Ajay Mallareddy, owner of Flying Spaghetti Monster, a restaurant chain, was ready to start accepting bitcoins earlier this year. But after the RBI's cautionary message, he paused. "We were about to launch it, but then we just put the whole thing on hold. We wanted to make sure we are doing the right thing and not crossing the line in terms of legality," Mallareddy said. After realizing that the RBI warning was merely advisory he is set to integrate bitcoin payments in partnership with CoinSecure.

In the absence of official guidance, the handful of startups trading in bitcoins have formed an association, the Digital Assets and Blockchain Foundation of India, to lobby the government and self-regulate the industry. Members have met Dinesh Sharma, the head of the government's inter-disciplinary committee on virtual currencies, and submitted their own list of possible regulations.

"We are expecting some update from the committee by the end of July. The user base is growing, and as long as that happens we will go on.
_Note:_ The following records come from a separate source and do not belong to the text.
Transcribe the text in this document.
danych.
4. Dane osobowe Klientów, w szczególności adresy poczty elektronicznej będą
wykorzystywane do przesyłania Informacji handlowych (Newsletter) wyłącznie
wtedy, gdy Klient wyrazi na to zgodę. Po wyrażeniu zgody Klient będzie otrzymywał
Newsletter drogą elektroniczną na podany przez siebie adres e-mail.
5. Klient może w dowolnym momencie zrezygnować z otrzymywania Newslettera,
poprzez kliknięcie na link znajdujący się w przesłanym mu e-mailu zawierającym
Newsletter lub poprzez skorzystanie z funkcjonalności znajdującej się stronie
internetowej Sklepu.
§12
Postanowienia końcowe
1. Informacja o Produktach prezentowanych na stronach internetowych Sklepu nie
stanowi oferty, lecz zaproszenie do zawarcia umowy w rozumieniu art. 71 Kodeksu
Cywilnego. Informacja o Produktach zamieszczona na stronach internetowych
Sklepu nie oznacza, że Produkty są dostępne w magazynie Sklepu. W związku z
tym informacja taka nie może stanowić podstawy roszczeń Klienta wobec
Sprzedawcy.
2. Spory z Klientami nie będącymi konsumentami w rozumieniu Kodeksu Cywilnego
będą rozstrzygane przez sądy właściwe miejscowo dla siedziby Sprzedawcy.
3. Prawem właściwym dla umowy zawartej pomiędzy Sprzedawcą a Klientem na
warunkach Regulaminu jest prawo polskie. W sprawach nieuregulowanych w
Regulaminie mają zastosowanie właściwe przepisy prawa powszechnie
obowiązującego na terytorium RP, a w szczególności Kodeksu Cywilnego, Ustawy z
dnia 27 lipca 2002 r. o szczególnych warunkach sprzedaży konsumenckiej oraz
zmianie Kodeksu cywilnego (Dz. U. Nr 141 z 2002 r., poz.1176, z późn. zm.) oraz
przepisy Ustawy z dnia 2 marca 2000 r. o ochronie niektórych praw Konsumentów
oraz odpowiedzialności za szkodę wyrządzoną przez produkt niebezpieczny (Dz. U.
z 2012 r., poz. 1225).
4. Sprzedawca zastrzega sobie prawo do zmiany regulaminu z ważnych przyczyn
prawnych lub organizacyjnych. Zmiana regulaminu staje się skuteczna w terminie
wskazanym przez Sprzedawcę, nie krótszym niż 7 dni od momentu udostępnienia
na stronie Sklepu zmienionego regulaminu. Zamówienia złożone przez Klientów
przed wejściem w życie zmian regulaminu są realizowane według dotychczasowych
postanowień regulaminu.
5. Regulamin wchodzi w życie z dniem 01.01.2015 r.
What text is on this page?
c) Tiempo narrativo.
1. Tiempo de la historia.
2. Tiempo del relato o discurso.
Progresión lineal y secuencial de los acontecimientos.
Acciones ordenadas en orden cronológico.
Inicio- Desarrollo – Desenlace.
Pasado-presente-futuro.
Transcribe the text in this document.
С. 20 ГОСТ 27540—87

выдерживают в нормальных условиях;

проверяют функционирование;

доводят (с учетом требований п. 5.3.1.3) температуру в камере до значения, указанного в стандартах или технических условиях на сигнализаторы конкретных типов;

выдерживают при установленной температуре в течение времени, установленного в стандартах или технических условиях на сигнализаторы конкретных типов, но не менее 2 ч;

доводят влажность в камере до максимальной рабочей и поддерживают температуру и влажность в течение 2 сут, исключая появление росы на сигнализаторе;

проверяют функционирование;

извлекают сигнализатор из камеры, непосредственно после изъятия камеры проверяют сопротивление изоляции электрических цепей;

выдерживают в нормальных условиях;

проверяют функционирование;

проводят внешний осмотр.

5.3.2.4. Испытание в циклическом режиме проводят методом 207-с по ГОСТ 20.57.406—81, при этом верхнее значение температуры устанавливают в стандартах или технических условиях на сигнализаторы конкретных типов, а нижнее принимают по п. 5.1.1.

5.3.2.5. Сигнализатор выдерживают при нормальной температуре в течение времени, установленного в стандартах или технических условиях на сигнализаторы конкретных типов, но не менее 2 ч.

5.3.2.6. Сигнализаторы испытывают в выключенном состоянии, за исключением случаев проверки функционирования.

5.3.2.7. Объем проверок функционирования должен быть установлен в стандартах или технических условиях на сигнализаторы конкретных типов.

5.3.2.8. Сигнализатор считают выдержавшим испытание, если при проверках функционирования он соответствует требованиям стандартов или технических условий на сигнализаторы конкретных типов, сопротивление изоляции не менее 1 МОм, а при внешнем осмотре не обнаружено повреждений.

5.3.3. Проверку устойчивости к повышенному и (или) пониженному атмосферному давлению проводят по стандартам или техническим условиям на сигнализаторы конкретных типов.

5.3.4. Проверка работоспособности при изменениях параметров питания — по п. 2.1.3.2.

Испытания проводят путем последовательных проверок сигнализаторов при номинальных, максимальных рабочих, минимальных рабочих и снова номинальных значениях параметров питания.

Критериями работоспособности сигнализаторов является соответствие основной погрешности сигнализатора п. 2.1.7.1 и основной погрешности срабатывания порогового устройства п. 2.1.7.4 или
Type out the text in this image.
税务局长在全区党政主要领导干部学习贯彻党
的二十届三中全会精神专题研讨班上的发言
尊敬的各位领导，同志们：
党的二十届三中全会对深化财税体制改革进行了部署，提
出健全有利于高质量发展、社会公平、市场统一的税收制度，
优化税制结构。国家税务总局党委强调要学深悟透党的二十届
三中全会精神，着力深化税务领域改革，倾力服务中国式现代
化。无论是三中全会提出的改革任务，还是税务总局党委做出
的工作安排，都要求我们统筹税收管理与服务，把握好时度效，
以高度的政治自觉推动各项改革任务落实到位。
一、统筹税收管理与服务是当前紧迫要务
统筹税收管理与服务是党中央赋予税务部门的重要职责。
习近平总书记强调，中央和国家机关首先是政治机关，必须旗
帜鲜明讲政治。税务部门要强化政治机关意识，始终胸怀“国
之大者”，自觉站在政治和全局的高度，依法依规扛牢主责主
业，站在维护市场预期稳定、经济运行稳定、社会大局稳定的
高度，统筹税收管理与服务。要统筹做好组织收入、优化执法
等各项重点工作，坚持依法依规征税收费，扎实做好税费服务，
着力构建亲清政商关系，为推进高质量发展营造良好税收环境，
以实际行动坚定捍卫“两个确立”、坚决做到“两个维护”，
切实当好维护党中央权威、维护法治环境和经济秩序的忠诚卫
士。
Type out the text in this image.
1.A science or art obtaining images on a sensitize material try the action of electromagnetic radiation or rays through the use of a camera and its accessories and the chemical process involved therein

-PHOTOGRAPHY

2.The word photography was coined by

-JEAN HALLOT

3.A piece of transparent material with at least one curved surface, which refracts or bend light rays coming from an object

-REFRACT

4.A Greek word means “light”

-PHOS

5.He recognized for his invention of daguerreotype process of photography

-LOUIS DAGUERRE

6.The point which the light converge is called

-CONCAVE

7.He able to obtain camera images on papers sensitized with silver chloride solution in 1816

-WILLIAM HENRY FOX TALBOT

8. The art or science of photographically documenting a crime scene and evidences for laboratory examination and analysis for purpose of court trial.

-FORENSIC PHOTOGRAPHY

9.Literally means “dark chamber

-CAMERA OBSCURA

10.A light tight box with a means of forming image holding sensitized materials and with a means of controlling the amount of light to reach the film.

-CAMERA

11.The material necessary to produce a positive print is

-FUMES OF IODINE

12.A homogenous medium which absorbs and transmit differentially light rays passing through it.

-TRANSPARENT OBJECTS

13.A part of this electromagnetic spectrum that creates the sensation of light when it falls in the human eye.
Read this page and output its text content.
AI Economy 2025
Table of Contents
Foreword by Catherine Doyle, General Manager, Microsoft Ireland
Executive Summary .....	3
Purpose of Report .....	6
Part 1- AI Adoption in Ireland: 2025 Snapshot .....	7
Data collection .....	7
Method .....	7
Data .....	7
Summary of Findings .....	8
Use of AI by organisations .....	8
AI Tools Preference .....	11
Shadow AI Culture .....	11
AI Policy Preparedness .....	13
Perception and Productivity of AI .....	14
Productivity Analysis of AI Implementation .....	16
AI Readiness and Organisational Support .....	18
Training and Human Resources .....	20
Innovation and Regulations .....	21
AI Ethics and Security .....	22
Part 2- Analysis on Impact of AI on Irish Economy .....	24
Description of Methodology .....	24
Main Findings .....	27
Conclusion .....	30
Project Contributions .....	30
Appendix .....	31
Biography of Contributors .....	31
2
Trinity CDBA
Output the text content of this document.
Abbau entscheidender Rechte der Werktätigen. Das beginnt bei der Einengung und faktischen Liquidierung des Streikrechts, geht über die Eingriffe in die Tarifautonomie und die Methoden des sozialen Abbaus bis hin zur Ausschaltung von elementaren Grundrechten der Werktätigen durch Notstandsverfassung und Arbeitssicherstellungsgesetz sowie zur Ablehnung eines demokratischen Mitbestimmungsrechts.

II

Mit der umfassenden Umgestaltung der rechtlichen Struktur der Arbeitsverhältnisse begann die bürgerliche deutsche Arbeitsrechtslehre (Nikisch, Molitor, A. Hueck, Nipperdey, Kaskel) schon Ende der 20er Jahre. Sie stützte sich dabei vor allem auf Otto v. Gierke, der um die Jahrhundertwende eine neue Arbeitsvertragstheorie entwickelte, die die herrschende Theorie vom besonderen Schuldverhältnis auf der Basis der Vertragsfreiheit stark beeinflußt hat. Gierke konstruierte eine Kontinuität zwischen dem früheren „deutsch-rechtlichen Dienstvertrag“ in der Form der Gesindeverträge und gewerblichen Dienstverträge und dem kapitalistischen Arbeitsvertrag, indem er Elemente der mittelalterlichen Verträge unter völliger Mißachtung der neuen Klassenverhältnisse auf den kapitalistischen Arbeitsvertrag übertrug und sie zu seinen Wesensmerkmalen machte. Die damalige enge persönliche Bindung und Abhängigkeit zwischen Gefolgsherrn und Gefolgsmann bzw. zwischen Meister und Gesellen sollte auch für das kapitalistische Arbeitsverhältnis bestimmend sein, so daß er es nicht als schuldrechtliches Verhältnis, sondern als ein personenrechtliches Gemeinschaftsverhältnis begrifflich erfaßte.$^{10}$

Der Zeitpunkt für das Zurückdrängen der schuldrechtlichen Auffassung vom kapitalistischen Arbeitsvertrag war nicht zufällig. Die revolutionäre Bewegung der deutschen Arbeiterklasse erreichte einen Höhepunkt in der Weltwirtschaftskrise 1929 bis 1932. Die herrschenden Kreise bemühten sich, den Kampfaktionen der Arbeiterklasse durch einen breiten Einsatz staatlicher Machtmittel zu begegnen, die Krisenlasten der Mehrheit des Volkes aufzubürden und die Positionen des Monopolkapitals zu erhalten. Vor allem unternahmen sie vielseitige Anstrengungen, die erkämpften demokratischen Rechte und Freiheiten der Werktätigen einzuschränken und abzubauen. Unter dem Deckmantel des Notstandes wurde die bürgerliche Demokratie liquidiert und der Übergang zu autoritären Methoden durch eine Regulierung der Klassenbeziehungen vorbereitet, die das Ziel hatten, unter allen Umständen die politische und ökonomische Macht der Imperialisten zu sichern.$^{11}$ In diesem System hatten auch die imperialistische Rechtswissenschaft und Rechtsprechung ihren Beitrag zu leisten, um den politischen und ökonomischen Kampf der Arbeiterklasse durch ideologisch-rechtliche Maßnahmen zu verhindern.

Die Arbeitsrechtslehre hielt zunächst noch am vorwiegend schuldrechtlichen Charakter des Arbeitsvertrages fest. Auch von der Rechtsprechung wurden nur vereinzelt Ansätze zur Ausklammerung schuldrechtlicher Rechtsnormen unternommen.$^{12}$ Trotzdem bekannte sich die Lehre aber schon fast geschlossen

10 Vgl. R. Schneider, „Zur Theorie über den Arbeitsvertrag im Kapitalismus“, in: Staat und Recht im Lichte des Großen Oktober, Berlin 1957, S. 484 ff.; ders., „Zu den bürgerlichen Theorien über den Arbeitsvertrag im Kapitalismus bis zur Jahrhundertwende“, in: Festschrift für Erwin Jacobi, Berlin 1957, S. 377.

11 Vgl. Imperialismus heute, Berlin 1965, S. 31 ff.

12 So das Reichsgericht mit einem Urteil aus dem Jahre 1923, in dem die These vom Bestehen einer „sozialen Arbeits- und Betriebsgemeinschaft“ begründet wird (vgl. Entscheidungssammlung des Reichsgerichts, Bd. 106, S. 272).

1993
As of now the RBI warning on virtual currencies does not have any legal implications on us as a company or individuals trading in bitcoins," said Sandeep Goenka, co-founder of Zebpay.

"It is a new technology, and government should look at it because of its merit. Any technology is only as good or bad as the user is. So at least people who are using it for fair purposes should be allowed to do it," Agarwal said.